燃える雨雲|ショートショート|408字
その夜、森は燃え広がり続けていた。
大地に落下した隕石によって起きた火種はぐんぐんと成長し、いまや森の生物をすべて焼き払わんという勢いにまで成長していた。
その上空に浮かぶ1つの雨雲。
その雨雲から滴る雨は、森に生ける生物達の糧となっていたが、燃え広がる炎の勢いを止めるほどの力は無いように思われた。事実、火は燃え広がるばかりだ。
しかし、その雨雲が雷鳴を発すると、それが合図であったかのように遠くにある雨雲がどんどんと集まってきた。
それらは徐々に1つの雨雲へと成長し、森全体を影で覆い尽くさんばかりの大きさとなって、滝のような大量の雨を大地へと降らし続けた。
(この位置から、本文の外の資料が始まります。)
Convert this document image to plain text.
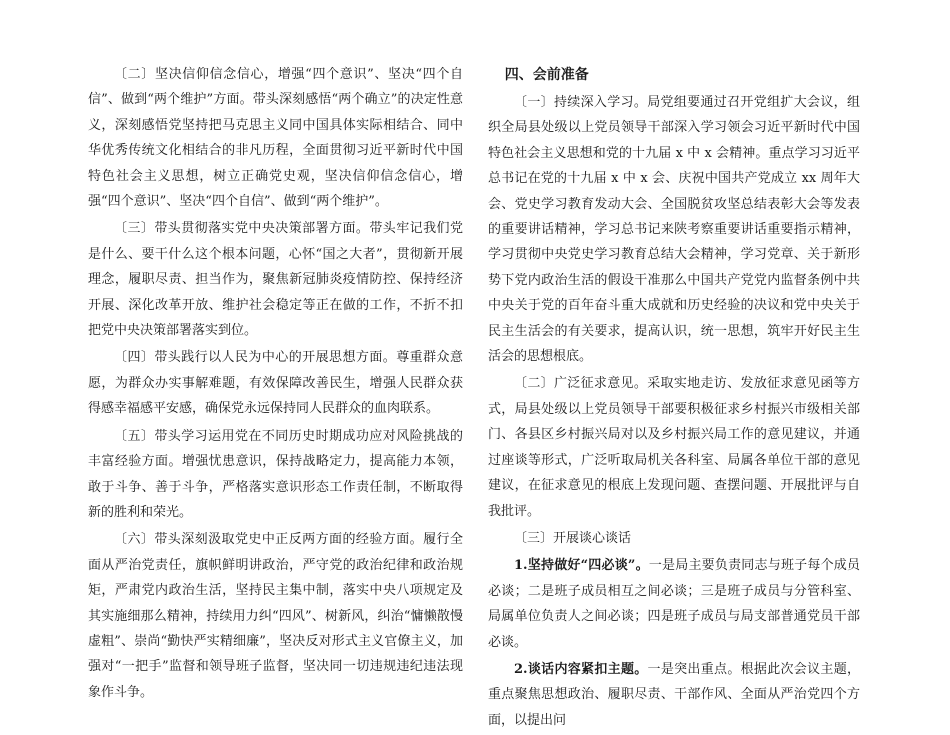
〔二〕坚决信仰信念信心，增强“四个意识”、坚决“四个自信”、做到“两个维护”方面。带头深刻感悟“两个确立”的决定性意义，深刻感悟党坚持把马克思主义同中国具体实际相结合、同中华优秀传统文化相结合的非凡历程，全面贯彻习近平新时代中国特色社会主义思想，树立正确党史观，坚决信仰信念信心，增强“四个意识”、坚决“四个自信”、做到“两个维护”。

〔三〕带头贯彻落实党中央决策部署方面。带头牢记我们党是什么、要干什么这个根本问题，心怀“国之大者”，贯彻新开展理念，履职尽责、担当作为，聚焦新冠肺炎疫情防控、保持经济开展、深化改革开放、维护社会稳定等正在做的工作，不折不扣把党中央决策部署落实到位。

〔四〕带头践行以人民为中心的开展思想方面。尊重群众意愿，为群众办实事解难题，有效保障改善民生，增强人民群众获得感幸福感平安感，确保党永远保持同人民群众的血肉联系。

〔五〕带头学习运用党在不同历史时期成功应对风险挑战的丰富经验方面。增强忧患意识，保持战略定力，提高能力本领，敢于斗争、善于斗争，严格落实意识形态工作责任制，不断取得新的胜利和荣光。

〔六〕带头深刻汲取党史中正反两方面的经验方面。履行全面从严治党责任，旗帜鲜明讲政治，严守党的政治纪律和政治规矩，严肃党内政治生活，坚持民主集中制，落实中央八项规定及其实施细那么精神，持续用力纠“四风”、树新风，纠治“慵懒散慢虚粗”、崇尚“勤快严实精细廉”，坚决反对形式主义官僚主义，加强对“一把手”监督和领导班子监督，坚决同一切违规违纪违法现象作斗争。

四、会前准备

〔一〕持续深入学习。局党组要通过召开党组扩大会议，组织全局县处级以上党员领导干部深入学习领会习近平新时代中国特色社会主义思想和党的十九届 x 中 x 会精神。重点学习习近平总书记在党的十九届 x 中 x 会、庆祝中国共产党成立 xx 周年大会、党史学习教育发动大会、全国脱贫攻坚总结表彰大会等发表的重要讲话精神，学习总书记来陕考察重要讲话重要指示精神，学习贯彻中央党史学习教育总结大会精神，学习党章、关于新形势下党内政治生活的假设干准那么中国共产党党内监督条例中共中央关于党的百年奋斗重大成就和历史经验的决议和党中央关于民主生活会的有关要求，提高认识，统一思想，筑牢开好民主生活会的思想根底。

〔二〕广泛征求意见。采取实地走访、发放征求意见函等方式，局县处级以上党员领导干部要积极征求乡村振兴市级相关部门、各县区乡村振兴局对以及乡村振兴局工作的意见建议，并通过座谈等形式，广泛听取局机关各科室、局属各单位干部的意见建议，在征求意见的根底上发现问题、查摆问题、开展批评与自我批评。

〔三〕开展谈心谈话

1.坚持做好“四必谈”。一是局主要负责同志与班子每个成员必谈；二是班子成员相互之间必谈；三是班子成员与分管科室、局属单位负责人之间必谈；四是班子成员与局支部普通党员干部必谈。

2.谈话内容紧扣主题。一是突出重点。根据此次会议主题，重点聚焦思想政治、履职尽责、干部作风、全面从严治党四个方面，以提出问
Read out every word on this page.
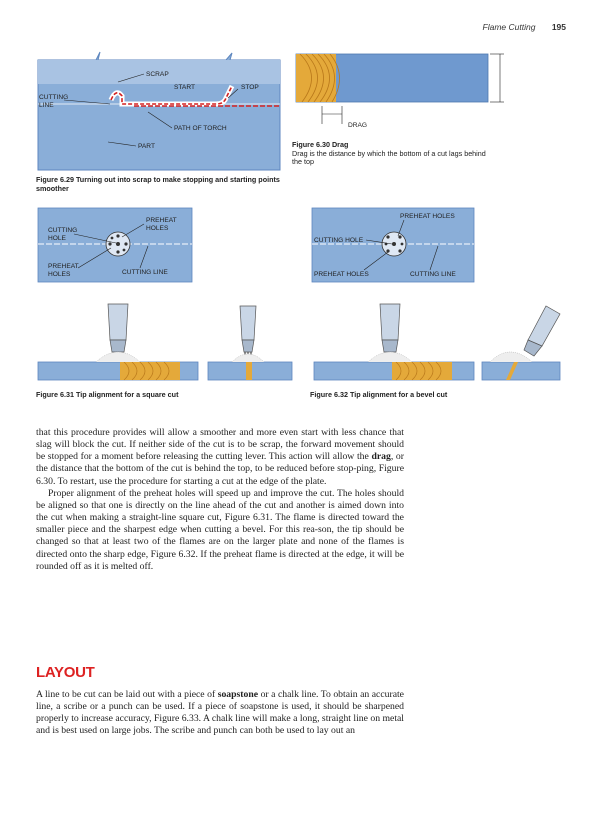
Flame Cutting 195
SCRAP
START	STOP
CUTTING
LINE
PATH OF TORCH
PART
Figure 6.29 Turning out into scrap to make stopping and starting points smoother
DRAG
Figure 6.30 Drag
Drag is the distance by which the bottom of a cut lags behind the top
CUTTING
HOLE
PREHEAT
HOLES
PREHEAT
HOLES	CUTTING LINE
PREHEAT HOLES
CUTTING HOLE
PREHEAT HOLES	CUTTING LINE
Figure 6.31 Tip alignment for a square cut	Figure 6.32 Tip alignment for a bevel cut

that this procedure provides will allow a smoother and more even start with less chance that slag will block the cut. If neither side of the cut is to be scrap, the forward movement should be stopped for a moment before releasing the cutting lever. This action will allow the drag, or the distance that the bottom of the cut is behind the top, to be reduced before stop-ping, Figure 6.30. To restart, use the procedure for starting a cut at the edge of the plate.

Proper alignment of the preheat holes will speed up and improve the cut. The holes should be aligned so that one is directly on the line ahead of the cut and another is aimed down into the cut when making a straight-line square cut, Figure 6.31. The flame is directed toward the smaller piece and the sharpest edge when cutting a bevel. For this rea-son, the tip should be changed so that at least two of the flames are on the larger plate and none of the flames is directed onto the sharp edge, Figure 6.32. If the preheat flame is directed at the edge, it will be rounded off as it is melted off.

LAYOUT

A line to be cut can be laid out with a piece of soapstone or a chalk line. To obtain an accurate line, a scribe or a punch can be used. If a piece of soapstone is used, it should be sharpened properly to increase accuracy, Figure 6.33. A chalk line will make a long, straight line on metal and is best used on large jobs. The scribe and punch can both be used to lay out an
そして、しばらくのせめぎあいの末、燃え広がる炎は完全に消え去った。
*
翌朝、森の生物たちが目を覚ます頃、あれほど巨大であった雨雲はなくなっていた。
代わりに、ぽつりと浮かぶ小さな白い雲。
朝の日差しが照らす大地に、一時の柔らかな雨を降らした後、その雲は静かに消え去った。
Special Thanks.
爪毛さんのお題を頂きました。
Inspired.
あとがき
こういう作品はあとがきを書きづらいですね……J.D.サリンジャーが解説を書きたがらない気持ちが少しだけ分かったような気がします。
『白夜行』は”ノワール”としてよく知られていますが、登場人物の心理描写がほとんど無いというのも非常に特徴的な作品です。はい。